Fancy a walk through the Humber?
Well 6'9" Graham Boanas did it in 2005 to raise money for the charity DebRA and raised over £20,000.
The headline was "A man has waded across the River Humber for what is believed to be the first time in more than 1,000 years"
Good on him!
The same guy also walked across the Mersey more recently.
Where the Romans Crossed the Humber
On a blustery Easter Monday we walked from Hessle Foreshore (at the Humber Bridge) to North Ferriby along the Humber.
You pass by the train track and of course walk along the beautiful Humber, with views of Lincolnshire across the other side.
North Ferriby has a lovely pub, serving food and good local ales, an Italian restaurant, two churches, a post office, a Co-Op and a school, it also has some lovely Georgian houses.

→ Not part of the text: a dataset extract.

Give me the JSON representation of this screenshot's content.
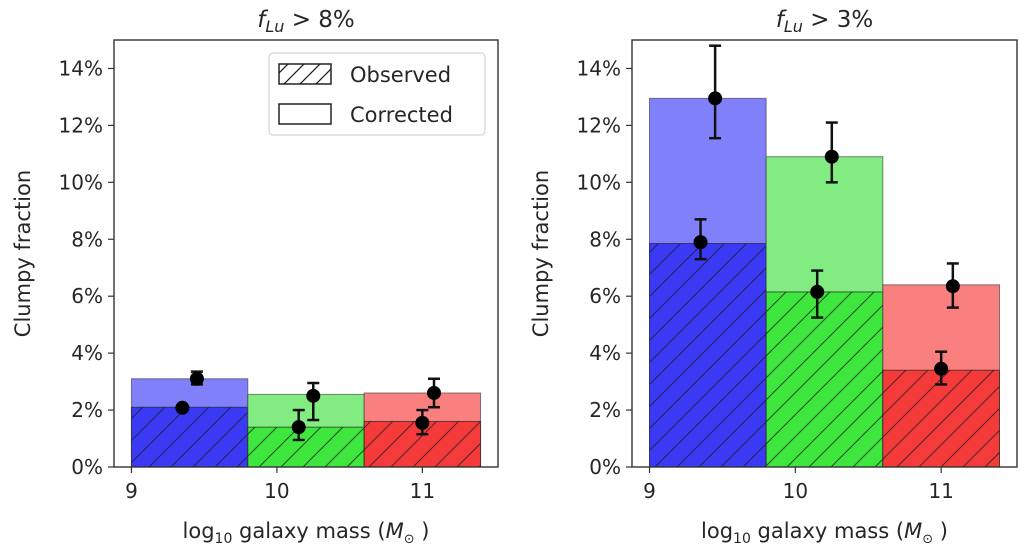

"North Ferriby" is a Danish name - Ferja bi: place by a ferry. The first wave of Danes settled about 876, by about 900 Danes and Saxons had grown into one people. Towards the end of the 13th century the village was in the hands of the de Vescy family of Broomfleet, later Willaim de Clyf was appointed to replace him, but Richard de Vescy and his associates resisted Clyf by force. De Vescy was denounced and excommunicated, but was only removed by the forces of the King.
The de Vescy family also founded North Ferriby Priory in 1152, called "The Prior and Brethren of the House of the Lord's Temple of Jerusalem". No other Priory in England was known to belong to this order. The Temple of the Lord was a church in Jerusalem distinct from the Temple of Solomon to which the Knights Templar were attached.